What I’m trying to do: • Deploy a CrashInsurance contract • Have a user buy a policy that expires in 5 seconds • Use Hardhat’s evm_increaseTime(10) and evm_mine() to simulate time passing • Call claim() after the expiry time • Expect the payout to succeed if the crash trigger was hit
⸻
Solidity contract (CrashInsurance.sol):
// SPDX-License-Identifier: MIT
pragma solidity ^0.8.0;
contract CrashInsurance {
address public owner;
}
And Here Is The Test script (testCrashInsurance.js):
const hre = require("hardhat");
async function main() {
const [owner, user] = await hre.ethers.getSigners();
const CrashInsurance = await hre.ethers.getContractFactory("CrashInsurance");
const crash = await CrashInsurance.deploy();
await crash.waitForDeployment();
console.log(
✅ Contract deployed at: ${crash.address}
);const payout = hre.ethers.parseEther("0.1");
const premium = hre.ethers.parseEther("0.01");
const triggerPrice = 1600;
const latestBlock = await hre.ethers.provider.getBlock("latest");
const expiresAt = latestBlock.timestamp + 5;
console.log("📅 Policy expires at:", expiresAt);
const tx = await crash.connect(user).buyPolicy(payout, triggerPrice, expiresAt, { value: premium });
await tx.wait();
console.log(
✅ Policy purchased by: ${user.address}
);console.log("⏳ Advancing blockchain time by 10 seconds...");
await hre.network.provider.send("evm_increaseTime", [10]);
await hre.network.provider.send("evm_mine");
const newBlock = await hre.ethers.provider.getBlock("latest");
console.log("🕒 Current block timestamp:", newBlock.timestamp);
console.log("💸 Attempting to claim...");
try {
const claimTx = await crash.connect(user).claim(1500);
await claimTx.wait();
console.log("💰 User successfully claimed payout!");
} catch (err) {
console.error("❌ Claim failed:", err.message);
}
}
main().catch((error) => {
console.error(error);
process.exitCode = 1;
});
And Here Is The Error message output:
Error: Transaction reverted: function call failed to execute
at CrashInsurance.claim (contracts/CrashInsurance.sol:46)
at EdrProviderWrapper.request (.../node_modules/hardhat/src/internal/hardhat-network/provider/provider.ts:359:41)
at HardhatEthersSigner.sendTransaction (.../node_modules/@nomicfoundation/hardhat-ethers/src/signers.ts:125:18)
at send (.../node_modules/ethers/src.ts/contract/contract.ts:313:20)
at Proxy.claim (.../node_modules/ethers/src.ts/contract/contract.ts:352:16)
at main (.../scripts/testCrashInsurance.js:23:19)

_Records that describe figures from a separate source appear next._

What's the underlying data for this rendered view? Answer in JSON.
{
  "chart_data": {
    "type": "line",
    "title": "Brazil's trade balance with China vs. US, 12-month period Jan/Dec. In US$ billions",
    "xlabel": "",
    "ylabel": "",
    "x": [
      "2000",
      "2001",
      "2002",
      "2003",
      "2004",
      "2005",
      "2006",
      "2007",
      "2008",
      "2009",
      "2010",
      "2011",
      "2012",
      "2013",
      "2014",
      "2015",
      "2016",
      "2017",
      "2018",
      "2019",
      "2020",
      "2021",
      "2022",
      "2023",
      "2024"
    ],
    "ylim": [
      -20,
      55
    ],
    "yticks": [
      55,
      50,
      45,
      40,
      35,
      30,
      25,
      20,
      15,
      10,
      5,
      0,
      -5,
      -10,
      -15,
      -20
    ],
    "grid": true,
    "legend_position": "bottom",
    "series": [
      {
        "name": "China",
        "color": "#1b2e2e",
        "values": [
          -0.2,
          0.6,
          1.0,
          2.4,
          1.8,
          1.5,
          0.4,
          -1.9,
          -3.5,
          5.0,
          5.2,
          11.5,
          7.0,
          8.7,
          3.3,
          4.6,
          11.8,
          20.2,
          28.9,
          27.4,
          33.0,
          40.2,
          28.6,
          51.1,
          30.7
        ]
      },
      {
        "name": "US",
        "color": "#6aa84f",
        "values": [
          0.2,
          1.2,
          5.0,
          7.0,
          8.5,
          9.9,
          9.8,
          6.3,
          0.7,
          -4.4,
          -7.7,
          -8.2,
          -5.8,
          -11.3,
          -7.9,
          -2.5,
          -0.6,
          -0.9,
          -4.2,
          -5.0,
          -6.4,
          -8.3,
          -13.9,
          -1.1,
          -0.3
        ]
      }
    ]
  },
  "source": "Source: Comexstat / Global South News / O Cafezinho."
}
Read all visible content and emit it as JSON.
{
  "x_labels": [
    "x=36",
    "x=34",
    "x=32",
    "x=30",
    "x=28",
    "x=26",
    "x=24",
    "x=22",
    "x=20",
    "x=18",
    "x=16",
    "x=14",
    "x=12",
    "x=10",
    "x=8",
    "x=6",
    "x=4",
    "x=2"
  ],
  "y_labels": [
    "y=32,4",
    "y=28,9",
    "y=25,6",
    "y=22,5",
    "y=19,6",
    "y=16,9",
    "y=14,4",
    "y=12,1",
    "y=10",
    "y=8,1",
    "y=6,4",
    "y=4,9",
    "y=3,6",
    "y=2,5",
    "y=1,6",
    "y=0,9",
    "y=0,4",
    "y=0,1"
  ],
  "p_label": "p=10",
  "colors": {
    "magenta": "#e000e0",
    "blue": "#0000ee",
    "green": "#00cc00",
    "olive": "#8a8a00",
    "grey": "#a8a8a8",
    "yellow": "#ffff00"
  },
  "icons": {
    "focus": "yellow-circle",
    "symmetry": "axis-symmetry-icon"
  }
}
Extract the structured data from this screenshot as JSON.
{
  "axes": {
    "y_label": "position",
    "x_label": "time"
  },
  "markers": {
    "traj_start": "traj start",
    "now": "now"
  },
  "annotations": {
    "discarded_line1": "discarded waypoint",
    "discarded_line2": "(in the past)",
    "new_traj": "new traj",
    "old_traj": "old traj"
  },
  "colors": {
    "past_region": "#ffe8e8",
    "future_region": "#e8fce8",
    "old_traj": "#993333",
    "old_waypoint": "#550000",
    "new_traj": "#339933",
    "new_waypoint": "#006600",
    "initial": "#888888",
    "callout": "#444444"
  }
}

This Is The Command I Run In Terminal:
npx hardhat run scripts/testCrashInsurance.js
Questions: • Why does the claim revert even after I advance the blockchain time by 10 seconds? • Am I misusing evm_increaseTime or missing something about how block timestamps work? • How can I fix this to properly test time-dependent contracts? Can Someone please help explain this clearly, I am quite new to solidity and visual code editor but I can follow instructions
I deployed the CrashInsurance contract locally using Hardhat. I wrote a test script where a user buys a policy that expires in 5 seconds. Then I advanced the blockchain time by 10 seconds using evm_increaseTime and evm_mine. After that, I called the claim() function, expecting the claim to succeed since the policy had expired and the crash trigger price was met.
However, the transaction reverted with an error saying “function call failed to execute.” This was unexpected because the blockchain time was advanced past the policy expiry, so I expected the claim to pass.
I double-checked that the time was indeed advanced by querying the latest block timestamp, which confirmed the new time was later than the expiry time.
I’m unsure if I’m misusing the time manipulation functions or missing a subtlety in how block timestamps and contract time checks work during tests.